Come influirà l’aumento dei dazi sulle vendite verso gli Stati Uniti?
Il 73% dei nostri vignaioli esporta e il mercato degli Stati Uniti resta quello principale. La preoccupazione è sicuramente presente anche se, devo ammettere, conoscere la percentuale del dazio permette di avere un punto di partenza su cui lavorare; è stato molto peggio il periodo precedente con l’incertezza. Noi vendiamo un prodotto che, come ci dice un’indagine di Nomisma, esce sul mercato italiano quasi al doppio del prezzo medio del resto delle bottiglie; è un prodotto, quindi, che presuppone una consapevolezza di acquisto da parte del consumatore che cerca la qualità, cerca una filiera corta, cerca un'identità.
I vini italiani riusciranno a sopportare questi dazi?
Credo che a questo livello, i dazi applicati dagli USA, siano un problema ancora gestibile se il nostro Governo continuerà nel lavoro di mediazione sulla sua riduzione per il comparto agroalimentare e quello del vino. Sicuramente l'aumento finale del prezzo influirà sulle vendite rallentandole un po’ ma non le bloccherà perché il cliente finale ha la capacità di poter assorbire un eventuale moderato aumento; immagino che questo possa danneggiare maggiormente i vini di primo prezzo. Questo non significa che non ne subiremo le conseguenze, forse però in maniera leggermente meno preoccupante di quello che si prospettava all'inizio quando sembrava che i dazi dovessero arrivare al 200%.
Quali sono gli obiettivi di FIVI per i prossimi anni?
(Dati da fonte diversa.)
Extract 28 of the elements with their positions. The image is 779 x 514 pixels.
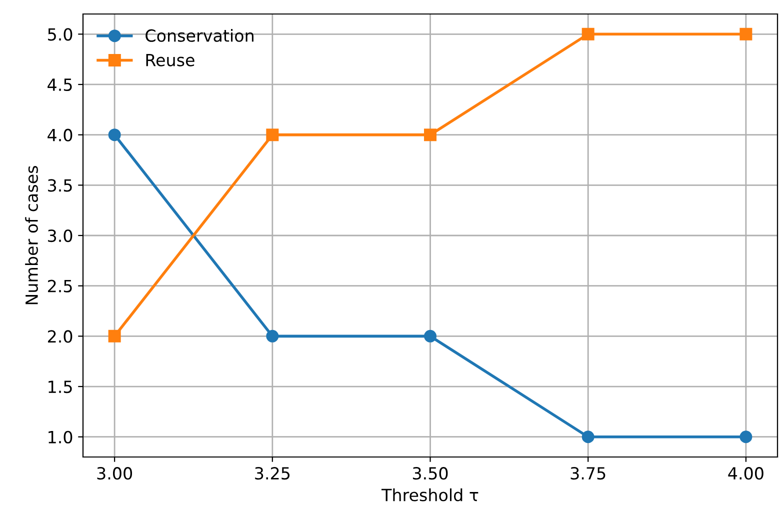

Il mantenimento della situazione attuale e il continuare a portare avanti le istanze aperte è già abbastanza impegnativo. Continueremo a lavorare con i Consorzi che sono gli interlocutori principali nei confronti del Ministero; è fondamentale lavorare in maniera costante e sempre costruttiva cercando di aumentare quella che è la nostra rappresentatività. L'esempio del Consorzio dell’Oltrepò Pavese racconta una dinamica meravigliosa di apertura, di lungimiranza, di consapevolezza del valore da dover e voler riconoscere al territorio; speriamo che altri Consorzi possano seguire questo esempio.
Ci sono altri temi su cui punterete?
Abbiamo richiesto la semplificazione di alcune pratiche amministrative perché noi siamo vignaioli, il nostro lavoro parte nel campo e la giornata è sempre molto piena; se riuscissimo, non dico a eliminare – la tracciabilità è fondamentale –, ma a facilitare determinati aspetti burocratici, sarebbe ottimo.
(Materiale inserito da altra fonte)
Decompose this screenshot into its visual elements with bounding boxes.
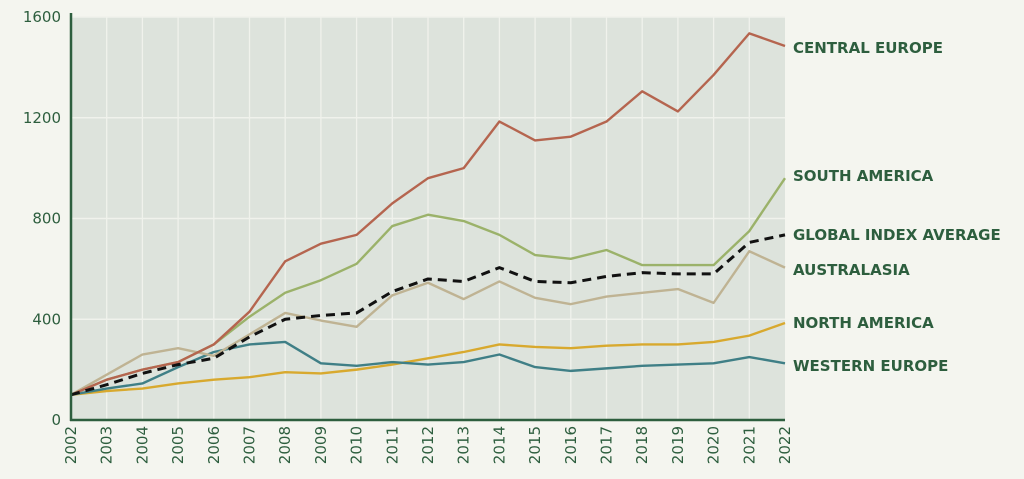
x-tick-label: 2016 — [562, 426, 580, 464]
x-tick-label: 2018 — [633, 426, 651, 464]
x-tick-label: 2005 — [169, 426, 187, 464]
x-tick-label: 2021 — [740, 426, 758, 464]
x-tick-label: 2011 — [383, 426, 401, 464]
y-tick-label: 0 — [51, 411, 61, 429]
y-tick-label: 1200 — [23, 109, 61, 127]
series-label: SOUTH AMERICA — [793, 167, 934, 185]
y-tick-label: 400 — [32, 310, 61, 328]
x-tick-label: 2022 — [776, 426, 794, 464]
x-tick-label: 2015 — [526, 426, 544, 464]
x-tick-label: 2006 — [205, 426, 223, 464]
x-tick-label: 2013 — [455, 426, 473, 464]
y-tick-label: 800 — [32, 210, 61, 228]
x-tick-label: 2004 — [133, 426, 151, 464]
series-label: WESTERN EUROPE — [793, 357, 948, 375]
x-tick-label: 2003 — [98, 426, 116, 464]
series-label: AUSTRALASIA — [793, 261, 910, 279]
x-tick-label: 2019 — [669, 426, 687, 464]
x-tick-label: 2012 — [419, 426, 437, 464]
x-tick-label: 2020 — [705, 426, 723, 464]
x-tick-label: 2002 — [62, 426, 80, 464]
x-tick-label: 2009 — [312, 426, 330, 464]
x-tick-label: 2017 — [598, 426, 616, 464]
x-tick-label: 2014 — [490, 426, 508, 464]
x-tick-label: 2010 — [348, 426, 366, 464]
x-tick-label: 2008 — [276, 426, 294, 464]
y-tick-label: 1600 — [23, 8, 61, 26]
series-label: CENTRAL EUROPE — [793, 39, 943, 57]
series-label: GLOBAL INDEX AVERAGE — [793, 226, 1001, 244]
series-label: NORTH AMERICA — [793, 314, 934, 332]
x-tick-label: 2007 — [241, 426, 259, 464]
Siete intervenuti anche sulla possibilità di usare i droni in campagna
Sì, è un’istanza che ci sta molto a cuore e che stiamo portando avanti con la speranza che possa portare a breve a una decisione da parte dei tavoli ministeriali. Noi abbiamo chiesto che possa esserci una deroga costante all'utilizzo dei droni nei territori più difficili, territori che abbiamo indicato come quelli con una pendenza di almeno il 20%. I droni potrebbero consentire un'erogazione di fitofarmaci molto più contenuta perché maggiormente mirata, un consumo ridotto dell'acqua, meno compattamento del suolo e, aspetto non marginale, garantire la sicurezza sul lavoro. Noi siamo quelli che stanno sul trattore anche dove le pendenze sono elevate oppure che dobbiamo fare i trattamenti a mano. Con alcune fitopatie è indispensabile agire prima che il sole si alzi, quindi nelle ore notturne, e dove ci sono delle pendenze superiori al 20% il rischio è grande; è fondamentale che la sicurezza degli operatori sul campo diventi la chiave di lettura principale di questa deroga.